山には尾根があり、その中でも最も高い山頂部分は、咬頭頂という。
谷は裂溝という。
大臼歯
力のかかる咬頭頂を被覆しない詰め物をインレー。
咬頭頂を被覆するものをアンレーという。
インレーの咬合面観
アンレーの咬合面観
インレーの適用
生活歯であること
インレーの適用は原則神経の生きている生活歯である。
神経を除去して根管充填をおこなった歯は、代謝がおこなわれないためもろくなる。
インレーをいれると、咬頭頂に力がかかり歯牙が破折することがある。
根管方向に力がかかるため、歯は縦に割れ、一発で抜歯対象歯になることが多い。
そのため、失活歯にインレー修復は禁忌。
にもかかわらず、当院周辺の歯科医院では少なくない数の歯牙がインレー修復されている。

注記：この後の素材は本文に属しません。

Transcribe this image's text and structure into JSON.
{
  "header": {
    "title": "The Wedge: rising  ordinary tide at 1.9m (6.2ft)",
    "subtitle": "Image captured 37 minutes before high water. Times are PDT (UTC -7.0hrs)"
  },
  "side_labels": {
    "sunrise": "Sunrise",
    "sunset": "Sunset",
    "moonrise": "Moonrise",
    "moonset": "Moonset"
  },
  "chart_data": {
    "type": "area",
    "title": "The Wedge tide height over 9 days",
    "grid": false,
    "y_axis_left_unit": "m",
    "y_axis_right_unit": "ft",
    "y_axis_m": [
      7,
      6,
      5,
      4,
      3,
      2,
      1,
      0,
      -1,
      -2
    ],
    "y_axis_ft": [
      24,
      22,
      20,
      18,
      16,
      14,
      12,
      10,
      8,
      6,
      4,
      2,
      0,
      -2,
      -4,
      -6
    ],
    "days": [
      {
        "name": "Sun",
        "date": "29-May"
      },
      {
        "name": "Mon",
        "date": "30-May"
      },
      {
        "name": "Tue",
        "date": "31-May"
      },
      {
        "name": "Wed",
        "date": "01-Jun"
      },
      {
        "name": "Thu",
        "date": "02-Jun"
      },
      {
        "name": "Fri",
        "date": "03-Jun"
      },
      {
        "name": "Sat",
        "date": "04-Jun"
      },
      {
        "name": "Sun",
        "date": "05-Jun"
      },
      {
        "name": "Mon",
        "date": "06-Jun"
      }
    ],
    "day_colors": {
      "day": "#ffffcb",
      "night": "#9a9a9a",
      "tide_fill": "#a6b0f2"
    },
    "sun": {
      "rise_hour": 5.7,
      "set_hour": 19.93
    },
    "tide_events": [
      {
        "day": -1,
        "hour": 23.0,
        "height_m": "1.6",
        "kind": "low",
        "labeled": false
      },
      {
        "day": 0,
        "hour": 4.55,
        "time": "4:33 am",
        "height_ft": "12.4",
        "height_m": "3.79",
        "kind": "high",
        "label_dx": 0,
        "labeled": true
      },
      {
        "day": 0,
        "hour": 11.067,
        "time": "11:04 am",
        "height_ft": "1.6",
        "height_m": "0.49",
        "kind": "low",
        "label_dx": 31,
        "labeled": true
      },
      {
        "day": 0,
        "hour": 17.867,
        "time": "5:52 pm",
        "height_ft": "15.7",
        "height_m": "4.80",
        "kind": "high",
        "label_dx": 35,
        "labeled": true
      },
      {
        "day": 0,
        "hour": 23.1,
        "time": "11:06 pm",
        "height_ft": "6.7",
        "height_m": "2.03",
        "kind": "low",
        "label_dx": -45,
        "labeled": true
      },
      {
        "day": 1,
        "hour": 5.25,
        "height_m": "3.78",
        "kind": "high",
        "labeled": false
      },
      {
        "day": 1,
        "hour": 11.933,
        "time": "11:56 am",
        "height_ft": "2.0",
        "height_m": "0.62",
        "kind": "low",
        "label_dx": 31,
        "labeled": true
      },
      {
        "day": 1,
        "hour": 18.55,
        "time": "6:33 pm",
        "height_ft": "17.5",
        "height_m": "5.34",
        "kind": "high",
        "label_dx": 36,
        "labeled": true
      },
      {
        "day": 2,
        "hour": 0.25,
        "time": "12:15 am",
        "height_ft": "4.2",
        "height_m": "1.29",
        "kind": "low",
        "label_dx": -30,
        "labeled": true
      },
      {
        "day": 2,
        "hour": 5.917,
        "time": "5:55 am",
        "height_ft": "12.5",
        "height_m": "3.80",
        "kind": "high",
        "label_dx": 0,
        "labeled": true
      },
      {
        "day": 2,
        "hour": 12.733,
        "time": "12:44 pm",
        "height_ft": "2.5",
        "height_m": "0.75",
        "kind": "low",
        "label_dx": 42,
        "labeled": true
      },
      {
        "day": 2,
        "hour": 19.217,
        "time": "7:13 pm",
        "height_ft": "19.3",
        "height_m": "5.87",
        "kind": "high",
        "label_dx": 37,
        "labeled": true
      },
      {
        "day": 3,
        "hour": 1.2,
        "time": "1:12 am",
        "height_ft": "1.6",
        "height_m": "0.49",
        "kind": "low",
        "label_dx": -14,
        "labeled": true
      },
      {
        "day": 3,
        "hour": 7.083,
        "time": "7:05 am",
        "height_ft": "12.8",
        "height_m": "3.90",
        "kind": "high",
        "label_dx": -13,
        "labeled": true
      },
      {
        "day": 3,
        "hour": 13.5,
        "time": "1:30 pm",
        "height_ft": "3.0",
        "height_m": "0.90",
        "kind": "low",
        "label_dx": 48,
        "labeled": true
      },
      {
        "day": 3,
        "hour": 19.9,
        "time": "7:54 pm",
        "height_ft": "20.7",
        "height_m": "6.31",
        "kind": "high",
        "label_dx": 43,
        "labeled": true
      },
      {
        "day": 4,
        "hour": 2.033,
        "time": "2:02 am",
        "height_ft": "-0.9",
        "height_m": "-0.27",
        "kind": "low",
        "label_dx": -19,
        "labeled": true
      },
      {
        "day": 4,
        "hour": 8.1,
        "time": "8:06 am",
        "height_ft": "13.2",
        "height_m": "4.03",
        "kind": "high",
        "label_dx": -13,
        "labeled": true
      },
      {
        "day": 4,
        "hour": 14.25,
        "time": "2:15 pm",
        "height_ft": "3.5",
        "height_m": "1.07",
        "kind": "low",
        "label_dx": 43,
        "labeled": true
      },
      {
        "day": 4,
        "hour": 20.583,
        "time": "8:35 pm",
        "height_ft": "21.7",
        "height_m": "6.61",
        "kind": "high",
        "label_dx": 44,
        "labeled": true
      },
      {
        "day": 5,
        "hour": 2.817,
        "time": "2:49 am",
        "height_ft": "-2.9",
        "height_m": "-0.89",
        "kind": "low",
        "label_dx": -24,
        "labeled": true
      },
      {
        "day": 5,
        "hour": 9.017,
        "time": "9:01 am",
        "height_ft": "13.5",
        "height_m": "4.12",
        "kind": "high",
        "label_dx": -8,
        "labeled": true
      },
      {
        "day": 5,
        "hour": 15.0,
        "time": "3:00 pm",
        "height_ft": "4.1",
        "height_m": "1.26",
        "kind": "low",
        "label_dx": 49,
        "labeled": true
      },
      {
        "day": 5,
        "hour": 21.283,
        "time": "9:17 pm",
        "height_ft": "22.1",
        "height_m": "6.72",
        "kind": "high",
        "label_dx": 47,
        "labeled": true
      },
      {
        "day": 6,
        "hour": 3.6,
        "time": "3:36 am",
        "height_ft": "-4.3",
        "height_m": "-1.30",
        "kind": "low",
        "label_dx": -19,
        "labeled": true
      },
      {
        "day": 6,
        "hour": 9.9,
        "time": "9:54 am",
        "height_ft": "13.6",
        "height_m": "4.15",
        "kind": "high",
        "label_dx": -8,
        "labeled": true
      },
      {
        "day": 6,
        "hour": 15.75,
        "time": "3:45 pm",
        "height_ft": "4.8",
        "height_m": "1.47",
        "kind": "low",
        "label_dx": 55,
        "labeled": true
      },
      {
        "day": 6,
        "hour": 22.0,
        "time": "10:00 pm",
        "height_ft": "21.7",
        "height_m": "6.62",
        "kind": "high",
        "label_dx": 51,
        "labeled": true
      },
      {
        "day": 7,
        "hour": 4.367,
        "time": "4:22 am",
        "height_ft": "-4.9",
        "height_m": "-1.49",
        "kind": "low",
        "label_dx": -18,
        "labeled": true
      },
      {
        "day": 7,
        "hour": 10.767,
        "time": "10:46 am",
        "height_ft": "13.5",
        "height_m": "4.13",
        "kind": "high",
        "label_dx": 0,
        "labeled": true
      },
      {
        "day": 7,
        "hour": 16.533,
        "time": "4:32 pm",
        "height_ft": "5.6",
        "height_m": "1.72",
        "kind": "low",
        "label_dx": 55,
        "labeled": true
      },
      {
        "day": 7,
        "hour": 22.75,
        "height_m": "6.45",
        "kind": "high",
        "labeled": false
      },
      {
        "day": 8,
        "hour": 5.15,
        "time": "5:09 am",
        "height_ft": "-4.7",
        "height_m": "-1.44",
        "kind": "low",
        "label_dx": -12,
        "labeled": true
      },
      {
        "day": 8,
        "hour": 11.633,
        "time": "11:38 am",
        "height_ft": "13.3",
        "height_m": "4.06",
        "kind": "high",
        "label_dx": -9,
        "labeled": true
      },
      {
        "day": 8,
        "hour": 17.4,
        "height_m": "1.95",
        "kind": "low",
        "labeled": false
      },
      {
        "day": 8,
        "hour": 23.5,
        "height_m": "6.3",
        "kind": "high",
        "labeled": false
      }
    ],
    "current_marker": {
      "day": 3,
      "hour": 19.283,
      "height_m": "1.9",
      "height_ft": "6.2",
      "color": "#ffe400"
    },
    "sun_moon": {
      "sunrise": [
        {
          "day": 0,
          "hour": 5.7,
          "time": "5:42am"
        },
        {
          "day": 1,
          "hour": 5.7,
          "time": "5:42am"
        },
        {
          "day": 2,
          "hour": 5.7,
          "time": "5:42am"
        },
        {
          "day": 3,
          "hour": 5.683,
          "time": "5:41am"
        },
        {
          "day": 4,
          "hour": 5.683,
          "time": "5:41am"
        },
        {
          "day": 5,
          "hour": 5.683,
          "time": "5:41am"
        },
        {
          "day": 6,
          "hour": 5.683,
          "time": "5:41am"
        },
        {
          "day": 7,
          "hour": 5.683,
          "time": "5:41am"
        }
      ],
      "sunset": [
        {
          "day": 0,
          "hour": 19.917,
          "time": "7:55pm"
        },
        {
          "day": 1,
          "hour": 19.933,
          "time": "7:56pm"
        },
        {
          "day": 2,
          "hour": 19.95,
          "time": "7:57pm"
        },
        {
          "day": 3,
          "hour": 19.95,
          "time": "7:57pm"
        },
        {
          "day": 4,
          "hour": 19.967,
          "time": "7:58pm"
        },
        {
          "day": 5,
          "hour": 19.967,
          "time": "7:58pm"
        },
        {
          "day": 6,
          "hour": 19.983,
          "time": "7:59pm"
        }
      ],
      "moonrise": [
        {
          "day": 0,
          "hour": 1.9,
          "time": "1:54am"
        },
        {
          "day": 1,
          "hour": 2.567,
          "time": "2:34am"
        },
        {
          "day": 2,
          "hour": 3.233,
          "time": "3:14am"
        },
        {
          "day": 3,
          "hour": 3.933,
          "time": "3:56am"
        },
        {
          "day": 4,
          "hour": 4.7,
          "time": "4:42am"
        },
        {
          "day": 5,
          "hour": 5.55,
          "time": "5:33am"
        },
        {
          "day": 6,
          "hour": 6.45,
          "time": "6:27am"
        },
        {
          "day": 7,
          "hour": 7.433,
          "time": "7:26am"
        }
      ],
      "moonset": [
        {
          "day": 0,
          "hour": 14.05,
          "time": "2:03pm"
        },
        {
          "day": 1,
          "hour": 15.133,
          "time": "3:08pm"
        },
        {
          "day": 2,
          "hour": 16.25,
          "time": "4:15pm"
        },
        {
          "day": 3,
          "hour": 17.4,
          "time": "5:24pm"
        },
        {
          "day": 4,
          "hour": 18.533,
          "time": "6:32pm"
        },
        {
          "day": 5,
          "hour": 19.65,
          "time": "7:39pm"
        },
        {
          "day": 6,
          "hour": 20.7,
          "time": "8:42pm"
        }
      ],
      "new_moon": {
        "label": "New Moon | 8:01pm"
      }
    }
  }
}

恐らく、保存修復の勉強不足と、金属量をケチることが原因と思われる。
保険治療では、金属の使用量にかかわらず支払われる金額は同一。
そのような状況なので、不適切なインレー修復のため、歯牙破折で抜歯にいたるケースが結構ある。
コンタクトの回復
歯と歯の接点をコンタクトという。
歯と歯の間は適切なきつさで接していることで、物が詰まりにくくなっている。
インレー修復の最大の目的は、コンタクトの回復。
レジンなどの即時修復では、コンタクト部分に隙間ができてしまう。
適切なきつさを得るため、歯間分離をおこなってから、即時充填をおこなう手法もあるにはある。
ただし、手間と時間がかかり、保険では見合わないためおこなわない。
インレーは作成時に技工作業で、コンタクト部分を一層厚みをもたせる。
それを、口腔内にセットするときに、歯科医師が適切なきつさに調整するわけである。